ÖRAV, 14 yıldır öğretmenlerin dünyadaki dönüşüme ayak uydurmasına destek oluyor
Atasoy, sözlerine şu şekilde devam etti : ‘’Bu doğrultuda 2008 yılında zamanının ötesinde bir vizyonla Garanti BBVA tarafından kurulan Öğretmen Akademisi Vakfı olarak biz de 14 yıldır öğretmenlerin ve eğitim sorumlularının; mesleki ve kişisel gelişim ihtiyaçlarını karşılayarak, öğretmenlerin dünyadaki dönüşüme ayak uydurmasına destek oluyoruz. Milli Eğitim Bakanlığı ile yaptığımız iş birliği ile öğretmenler eğitim ve projelerimize, MEBBİS’ten başvurabilmekte. Uzaktan eğitim platformumuz eKampüs ile 1,2 milyon öğretmene mesleki ve kişisel gelişimlerinde fırsat eşitliği sunuyoruz. Güvenli ve etkileşimli bir öğrenme platformu olan eKampüs, pandemi döneminde sunduğu içeriklerle öğretmenlerin iyi olma haline de katkıda bulundu”

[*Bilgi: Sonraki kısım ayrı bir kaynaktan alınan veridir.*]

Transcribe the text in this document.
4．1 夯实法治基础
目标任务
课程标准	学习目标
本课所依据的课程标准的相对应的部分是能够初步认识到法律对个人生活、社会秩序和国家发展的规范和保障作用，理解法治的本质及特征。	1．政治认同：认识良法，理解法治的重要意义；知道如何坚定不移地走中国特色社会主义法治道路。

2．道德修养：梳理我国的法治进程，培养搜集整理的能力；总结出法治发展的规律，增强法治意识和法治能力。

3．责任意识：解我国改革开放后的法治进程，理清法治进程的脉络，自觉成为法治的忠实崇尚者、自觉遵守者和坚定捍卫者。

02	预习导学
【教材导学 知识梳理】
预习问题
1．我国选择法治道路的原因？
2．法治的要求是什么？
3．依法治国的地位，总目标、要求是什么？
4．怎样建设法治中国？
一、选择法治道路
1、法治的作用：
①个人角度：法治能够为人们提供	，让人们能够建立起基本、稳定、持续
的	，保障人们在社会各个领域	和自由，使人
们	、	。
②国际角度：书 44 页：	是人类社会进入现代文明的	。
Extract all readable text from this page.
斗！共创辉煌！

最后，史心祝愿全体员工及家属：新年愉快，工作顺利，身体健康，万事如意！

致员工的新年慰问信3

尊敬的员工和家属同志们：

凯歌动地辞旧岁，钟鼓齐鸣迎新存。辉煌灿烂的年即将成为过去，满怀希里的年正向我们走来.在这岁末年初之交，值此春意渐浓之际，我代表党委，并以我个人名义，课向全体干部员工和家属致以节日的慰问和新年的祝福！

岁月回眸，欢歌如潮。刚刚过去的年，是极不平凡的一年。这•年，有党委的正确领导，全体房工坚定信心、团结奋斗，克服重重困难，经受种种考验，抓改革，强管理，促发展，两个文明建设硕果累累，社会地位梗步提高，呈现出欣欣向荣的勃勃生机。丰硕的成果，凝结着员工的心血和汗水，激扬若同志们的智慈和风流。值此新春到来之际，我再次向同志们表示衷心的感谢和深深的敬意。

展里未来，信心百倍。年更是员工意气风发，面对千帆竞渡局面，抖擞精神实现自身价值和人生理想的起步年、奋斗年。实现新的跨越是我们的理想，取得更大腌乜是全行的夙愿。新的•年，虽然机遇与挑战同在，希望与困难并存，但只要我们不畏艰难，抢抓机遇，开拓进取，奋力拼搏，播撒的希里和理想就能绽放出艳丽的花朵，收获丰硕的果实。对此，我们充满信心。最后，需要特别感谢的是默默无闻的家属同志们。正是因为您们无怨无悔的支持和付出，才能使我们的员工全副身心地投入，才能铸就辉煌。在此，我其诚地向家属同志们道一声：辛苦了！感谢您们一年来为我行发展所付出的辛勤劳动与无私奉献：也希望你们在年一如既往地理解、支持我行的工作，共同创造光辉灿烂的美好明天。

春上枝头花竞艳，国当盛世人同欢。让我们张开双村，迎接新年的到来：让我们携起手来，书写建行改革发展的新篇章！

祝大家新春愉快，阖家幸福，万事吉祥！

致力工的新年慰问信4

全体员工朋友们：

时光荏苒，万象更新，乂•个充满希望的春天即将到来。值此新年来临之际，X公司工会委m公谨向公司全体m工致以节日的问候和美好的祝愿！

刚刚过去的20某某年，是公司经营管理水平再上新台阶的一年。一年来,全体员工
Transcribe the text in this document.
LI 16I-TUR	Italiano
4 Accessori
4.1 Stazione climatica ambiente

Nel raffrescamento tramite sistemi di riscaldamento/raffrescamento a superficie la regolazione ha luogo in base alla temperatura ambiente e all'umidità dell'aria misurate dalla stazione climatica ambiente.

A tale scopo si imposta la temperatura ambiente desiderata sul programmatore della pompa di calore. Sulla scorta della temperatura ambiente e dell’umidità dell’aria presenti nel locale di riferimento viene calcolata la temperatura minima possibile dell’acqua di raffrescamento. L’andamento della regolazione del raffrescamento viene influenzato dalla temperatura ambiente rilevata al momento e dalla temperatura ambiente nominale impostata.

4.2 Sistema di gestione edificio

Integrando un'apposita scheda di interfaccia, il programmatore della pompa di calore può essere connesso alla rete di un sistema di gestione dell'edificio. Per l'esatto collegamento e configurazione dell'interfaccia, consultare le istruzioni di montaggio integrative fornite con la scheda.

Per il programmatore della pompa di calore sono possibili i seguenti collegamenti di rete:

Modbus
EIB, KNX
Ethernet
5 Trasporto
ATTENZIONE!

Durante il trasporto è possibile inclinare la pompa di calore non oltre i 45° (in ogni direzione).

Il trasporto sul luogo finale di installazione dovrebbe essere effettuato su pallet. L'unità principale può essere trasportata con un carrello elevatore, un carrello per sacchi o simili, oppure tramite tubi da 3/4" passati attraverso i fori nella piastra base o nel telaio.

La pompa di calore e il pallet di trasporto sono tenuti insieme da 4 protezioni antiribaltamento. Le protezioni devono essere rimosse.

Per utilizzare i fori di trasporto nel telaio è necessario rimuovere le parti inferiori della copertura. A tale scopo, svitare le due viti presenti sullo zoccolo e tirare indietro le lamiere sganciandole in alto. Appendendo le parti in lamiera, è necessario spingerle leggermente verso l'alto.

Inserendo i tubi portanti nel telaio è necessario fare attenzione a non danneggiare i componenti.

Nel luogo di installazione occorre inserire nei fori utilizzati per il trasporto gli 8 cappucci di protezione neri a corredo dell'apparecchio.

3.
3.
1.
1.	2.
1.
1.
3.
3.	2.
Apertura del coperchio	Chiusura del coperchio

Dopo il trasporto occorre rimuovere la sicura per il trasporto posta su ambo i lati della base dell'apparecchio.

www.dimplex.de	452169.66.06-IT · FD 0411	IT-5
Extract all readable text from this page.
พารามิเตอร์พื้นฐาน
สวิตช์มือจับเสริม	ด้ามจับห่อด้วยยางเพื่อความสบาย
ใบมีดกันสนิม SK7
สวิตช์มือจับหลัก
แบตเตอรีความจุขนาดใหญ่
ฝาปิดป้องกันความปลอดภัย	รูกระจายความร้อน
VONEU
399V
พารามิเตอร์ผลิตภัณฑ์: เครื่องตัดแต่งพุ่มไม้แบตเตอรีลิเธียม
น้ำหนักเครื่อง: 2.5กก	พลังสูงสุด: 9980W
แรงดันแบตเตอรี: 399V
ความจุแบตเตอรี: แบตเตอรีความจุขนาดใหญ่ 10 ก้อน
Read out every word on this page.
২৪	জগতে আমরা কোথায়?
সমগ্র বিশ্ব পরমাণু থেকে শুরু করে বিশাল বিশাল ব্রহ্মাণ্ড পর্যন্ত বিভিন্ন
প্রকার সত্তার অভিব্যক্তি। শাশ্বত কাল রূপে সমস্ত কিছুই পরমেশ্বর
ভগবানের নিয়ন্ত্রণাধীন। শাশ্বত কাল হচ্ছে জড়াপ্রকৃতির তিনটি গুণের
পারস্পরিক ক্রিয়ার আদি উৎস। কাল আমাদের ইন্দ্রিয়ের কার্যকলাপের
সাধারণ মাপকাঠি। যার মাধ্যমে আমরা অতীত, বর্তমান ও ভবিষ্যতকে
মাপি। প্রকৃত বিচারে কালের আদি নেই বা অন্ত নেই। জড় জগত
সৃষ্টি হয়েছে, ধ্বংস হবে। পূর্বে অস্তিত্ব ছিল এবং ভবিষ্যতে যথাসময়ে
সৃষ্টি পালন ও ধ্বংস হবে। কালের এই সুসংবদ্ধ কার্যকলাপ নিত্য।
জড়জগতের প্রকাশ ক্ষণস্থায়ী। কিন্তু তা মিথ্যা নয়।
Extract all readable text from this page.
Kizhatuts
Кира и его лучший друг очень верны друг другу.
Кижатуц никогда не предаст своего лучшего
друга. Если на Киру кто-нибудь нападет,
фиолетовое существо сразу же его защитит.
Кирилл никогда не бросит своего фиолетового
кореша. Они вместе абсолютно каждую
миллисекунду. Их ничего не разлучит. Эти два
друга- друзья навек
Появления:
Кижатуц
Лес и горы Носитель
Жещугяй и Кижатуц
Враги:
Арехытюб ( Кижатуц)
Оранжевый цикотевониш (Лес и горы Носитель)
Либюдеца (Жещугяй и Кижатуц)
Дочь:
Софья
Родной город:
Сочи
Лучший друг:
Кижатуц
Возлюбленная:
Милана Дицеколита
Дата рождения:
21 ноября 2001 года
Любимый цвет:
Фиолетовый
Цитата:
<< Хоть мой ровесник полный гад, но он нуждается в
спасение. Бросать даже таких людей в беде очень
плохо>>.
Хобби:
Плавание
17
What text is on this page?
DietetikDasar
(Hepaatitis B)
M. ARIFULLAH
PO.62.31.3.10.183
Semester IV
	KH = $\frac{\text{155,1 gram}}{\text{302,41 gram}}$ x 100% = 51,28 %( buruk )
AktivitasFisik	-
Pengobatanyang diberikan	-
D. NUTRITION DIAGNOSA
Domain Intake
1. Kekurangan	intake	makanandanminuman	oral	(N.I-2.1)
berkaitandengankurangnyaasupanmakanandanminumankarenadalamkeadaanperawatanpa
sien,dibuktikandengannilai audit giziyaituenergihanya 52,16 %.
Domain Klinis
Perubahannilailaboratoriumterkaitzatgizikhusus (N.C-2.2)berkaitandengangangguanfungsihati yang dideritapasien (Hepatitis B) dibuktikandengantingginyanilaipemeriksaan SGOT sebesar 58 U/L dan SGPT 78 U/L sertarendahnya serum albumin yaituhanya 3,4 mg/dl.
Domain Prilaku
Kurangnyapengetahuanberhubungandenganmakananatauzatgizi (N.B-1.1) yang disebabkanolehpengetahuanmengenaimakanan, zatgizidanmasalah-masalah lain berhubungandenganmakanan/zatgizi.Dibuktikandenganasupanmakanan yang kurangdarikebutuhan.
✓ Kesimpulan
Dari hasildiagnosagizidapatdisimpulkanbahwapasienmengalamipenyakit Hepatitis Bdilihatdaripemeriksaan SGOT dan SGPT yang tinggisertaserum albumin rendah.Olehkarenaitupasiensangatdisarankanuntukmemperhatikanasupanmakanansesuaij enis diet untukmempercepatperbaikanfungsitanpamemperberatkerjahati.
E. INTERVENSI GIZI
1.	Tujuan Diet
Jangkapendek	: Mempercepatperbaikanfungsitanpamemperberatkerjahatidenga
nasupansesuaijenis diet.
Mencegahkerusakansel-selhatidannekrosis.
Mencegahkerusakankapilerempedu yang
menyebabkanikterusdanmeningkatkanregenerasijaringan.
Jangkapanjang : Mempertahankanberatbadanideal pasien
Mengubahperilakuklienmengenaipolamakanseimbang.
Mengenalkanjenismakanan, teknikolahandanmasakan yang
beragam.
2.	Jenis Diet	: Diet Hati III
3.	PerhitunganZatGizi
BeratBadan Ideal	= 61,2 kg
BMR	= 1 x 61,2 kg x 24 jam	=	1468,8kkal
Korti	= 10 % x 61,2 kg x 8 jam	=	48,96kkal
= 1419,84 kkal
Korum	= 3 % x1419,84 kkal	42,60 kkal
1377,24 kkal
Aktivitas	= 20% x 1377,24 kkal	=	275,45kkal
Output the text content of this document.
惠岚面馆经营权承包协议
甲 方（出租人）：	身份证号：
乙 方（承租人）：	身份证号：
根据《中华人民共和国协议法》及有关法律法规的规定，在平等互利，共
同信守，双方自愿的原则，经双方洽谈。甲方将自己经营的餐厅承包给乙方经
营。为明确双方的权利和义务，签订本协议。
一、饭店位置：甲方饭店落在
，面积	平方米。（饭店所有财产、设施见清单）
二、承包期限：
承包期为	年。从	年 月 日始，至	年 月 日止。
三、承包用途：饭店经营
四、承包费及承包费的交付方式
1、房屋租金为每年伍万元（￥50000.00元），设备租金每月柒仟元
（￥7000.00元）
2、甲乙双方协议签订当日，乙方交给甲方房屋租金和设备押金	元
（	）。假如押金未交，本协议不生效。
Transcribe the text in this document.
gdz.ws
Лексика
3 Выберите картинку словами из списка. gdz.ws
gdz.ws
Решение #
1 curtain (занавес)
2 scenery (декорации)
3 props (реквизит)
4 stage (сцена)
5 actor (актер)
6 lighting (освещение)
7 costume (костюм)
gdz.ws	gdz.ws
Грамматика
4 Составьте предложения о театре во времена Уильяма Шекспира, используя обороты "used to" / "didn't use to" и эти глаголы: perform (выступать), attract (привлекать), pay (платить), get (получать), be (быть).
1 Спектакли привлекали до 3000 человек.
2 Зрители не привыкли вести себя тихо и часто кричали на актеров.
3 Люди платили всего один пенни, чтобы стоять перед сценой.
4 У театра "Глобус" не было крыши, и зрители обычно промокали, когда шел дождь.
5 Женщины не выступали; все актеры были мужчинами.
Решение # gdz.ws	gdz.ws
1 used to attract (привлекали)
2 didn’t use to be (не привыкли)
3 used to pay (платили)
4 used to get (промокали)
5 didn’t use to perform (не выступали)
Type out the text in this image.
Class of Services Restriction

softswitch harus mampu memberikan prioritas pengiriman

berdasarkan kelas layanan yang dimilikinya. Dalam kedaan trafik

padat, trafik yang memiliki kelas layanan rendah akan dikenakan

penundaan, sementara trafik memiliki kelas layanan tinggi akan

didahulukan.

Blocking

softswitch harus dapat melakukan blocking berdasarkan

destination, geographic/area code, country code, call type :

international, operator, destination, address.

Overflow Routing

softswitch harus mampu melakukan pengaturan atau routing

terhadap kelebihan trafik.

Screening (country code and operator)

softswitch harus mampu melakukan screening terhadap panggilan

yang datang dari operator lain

Zirvede finansal okuryazarlığın önemine de vurgu yapıldı
Öğretmen Akademisi Vakfı ile 5 Taş Sosyal ve Finansal Liderlik projesinde iş birliği yürüten Aflatoun International zirvede bu konuyu ele alan bir konuşma gerçekleştirdi. 2019’dan bu yana Garanti BBVA desteğiyle yürütülen projede 2301 öğretmen aracılığıyla yaklaşık 40.000 öğrenci ve ailesine ulaşılarak, temel finansal okuryazarlık kavramlarının, kaynakların verimli kullanımının, tasarruf bilincinin ve öğrencilerin kendi belirledikleri bir soruna çözüm getirmelerini sağlayan “Ben Yapabilirim” tutumunun uygulamalı olarak kazandırılması sağlandı. Birleşmiş Milletler’in belgede altını çizdiği çalışma alanlarıyla örtüşen bu tutum, günümüz dünyasında öğrencilerin yaşam yolculuklarında daha doyumlu, mutlu ve çözüm odaklı bireyler olarak yetişmesine önemli bir katkı sunuyor.